Funk took the report and tore it in half. “I’ll do it over.”
“They tell me it’s like a nightmare in there,” Von Epp said.
“I don’t understand this at all. Most of these troops have performed well on the eastern front ... I simply don’t understand it.” Horst’s mind was back on the women. Alfred Funk’s was not “We have to get them off the roofs,” he said. “Must get them down on the ground ...”
The phone rang. Funk answered. He turned sallow and clapped his hand over the mouthpiece. “Himmler calling from Berlin.” Alfred Funk lifted his latest reports and read passages, spoke of German devotion and courage, gave assurances. Then he became quiet and listened and listened. His shading turned to crimson and then to gray. He placed the receiver on the hook very, very slowly.
“News of this insurrection has spread all over Europe. Hitler has been in a rage all day.”
Horst von Epp’s hand clutched his throat unconsciously.
“Damn! Damn!” Funk walked to the window in a violent anger. “Damn their filthy Jew souls!”
He whirled to Horst. His face was a mask of evil. Von Epp was frightened.
“What are you going to do, Alfred?”
“I’ll get these filthy animals down from the roof. I shall burn the ghetto to the ground!”
Chapter Eighteen
“HEINKEL BOMBERS!” CRIED THE Fighters on the roofs.
The German airplanes swooped in at a height of two hundred feet over the Brushmaker’s and slowed their speed. Tons of black bombs fell from their opened wombs on the crush of buildings. They hurled down, tore through the roofs, splattered on the streets, ignited.
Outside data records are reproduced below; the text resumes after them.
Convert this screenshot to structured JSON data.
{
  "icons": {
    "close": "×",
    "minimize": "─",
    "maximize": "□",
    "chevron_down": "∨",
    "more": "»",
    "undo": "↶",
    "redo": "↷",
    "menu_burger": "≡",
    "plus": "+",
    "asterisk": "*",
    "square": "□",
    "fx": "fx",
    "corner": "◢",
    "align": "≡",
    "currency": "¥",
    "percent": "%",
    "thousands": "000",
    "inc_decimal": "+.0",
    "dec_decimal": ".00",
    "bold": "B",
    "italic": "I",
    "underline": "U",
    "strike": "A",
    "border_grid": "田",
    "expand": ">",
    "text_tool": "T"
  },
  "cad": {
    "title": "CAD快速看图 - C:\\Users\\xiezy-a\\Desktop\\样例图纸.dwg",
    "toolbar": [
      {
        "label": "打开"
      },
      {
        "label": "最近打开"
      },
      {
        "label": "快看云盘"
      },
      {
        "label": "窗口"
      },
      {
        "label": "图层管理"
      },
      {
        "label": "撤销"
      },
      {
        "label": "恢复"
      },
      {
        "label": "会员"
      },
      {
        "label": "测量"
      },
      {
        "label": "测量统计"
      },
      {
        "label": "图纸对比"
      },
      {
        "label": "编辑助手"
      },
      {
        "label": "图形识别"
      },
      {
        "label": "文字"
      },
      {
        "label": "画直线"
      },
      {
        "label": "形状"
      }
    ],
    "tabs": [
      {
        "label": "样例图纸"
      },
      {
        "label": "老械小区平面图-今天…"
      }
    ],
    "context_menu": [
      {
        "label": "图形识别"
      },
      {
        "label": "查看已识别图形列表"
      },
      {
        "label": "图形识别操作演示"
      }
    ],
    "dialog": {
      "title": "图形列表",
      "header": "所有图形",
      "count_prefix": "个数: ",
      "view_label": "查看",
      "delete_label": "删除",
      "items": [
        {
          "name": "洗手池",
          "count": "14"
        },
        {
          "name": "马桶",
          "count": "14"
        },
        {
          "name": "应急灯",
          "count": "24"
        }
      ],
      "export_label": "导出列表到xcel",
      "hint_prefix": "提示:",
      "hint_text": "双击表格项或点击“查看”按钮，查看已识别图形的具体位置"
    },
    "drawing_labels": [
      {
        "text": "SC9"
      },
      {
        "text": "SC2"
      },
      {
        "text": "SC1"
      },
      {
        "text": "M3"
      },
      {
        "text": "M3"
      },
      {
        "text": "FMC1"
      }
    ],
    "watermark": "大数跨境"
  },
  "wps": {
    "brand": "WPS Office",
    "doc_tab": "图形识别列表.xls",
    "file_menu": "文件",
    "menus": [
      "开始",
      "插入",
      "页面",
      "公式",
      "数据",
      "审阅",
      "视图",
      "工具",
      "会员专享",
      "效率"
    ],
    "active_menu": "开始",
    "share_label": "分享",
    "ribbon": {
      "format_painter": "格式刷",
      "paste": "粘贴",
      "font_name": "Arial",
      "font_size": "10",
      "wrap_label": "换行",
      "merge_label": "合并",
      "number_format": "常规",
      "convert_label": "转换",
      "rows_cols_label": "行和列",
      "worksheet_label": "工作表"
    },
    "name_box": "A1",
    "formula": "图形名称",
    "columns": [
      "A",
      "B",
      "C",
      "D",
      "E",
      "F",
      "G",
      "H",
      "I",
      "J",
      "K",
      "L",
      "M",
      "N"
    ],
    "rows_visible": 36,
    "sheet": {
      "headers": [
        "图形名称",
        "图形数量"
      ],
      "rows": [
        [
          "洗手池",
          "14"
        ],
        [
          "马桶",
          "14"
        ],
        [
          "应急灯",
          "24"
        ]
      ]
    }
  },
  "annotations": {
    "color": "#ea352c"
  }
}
The incendiaries smoldered and their groping flames licked around for fuel. The wood spurted into sudden fire and roared up the stair wells to the roofs.
“The ghetto is burning!”
The Heinkels zoomed in on a second and a third pass. There was nothing to shoot back and deter their “drill” with human targets. Palls of smoke billowed and spiraled heavenward and flames leaped on the roofs, turning them into frying pans. Glass windows exploded and scattered on the streets, and orange-and-red fingers of flame leaped violently through the windows.
A scorched runner spilled into the bunker at Mila 18, holding his blackened hands, and another with wild eyes came in, and another. All of them had the same story.
“We have to abandon the roofs.”
The ghetto burned crisply, concisely, and helplessly, for there was not so much as a single drop of water to stop the conflagration. Fire, a hungry beast, devoured all that would succumb and relentlessly searched for more.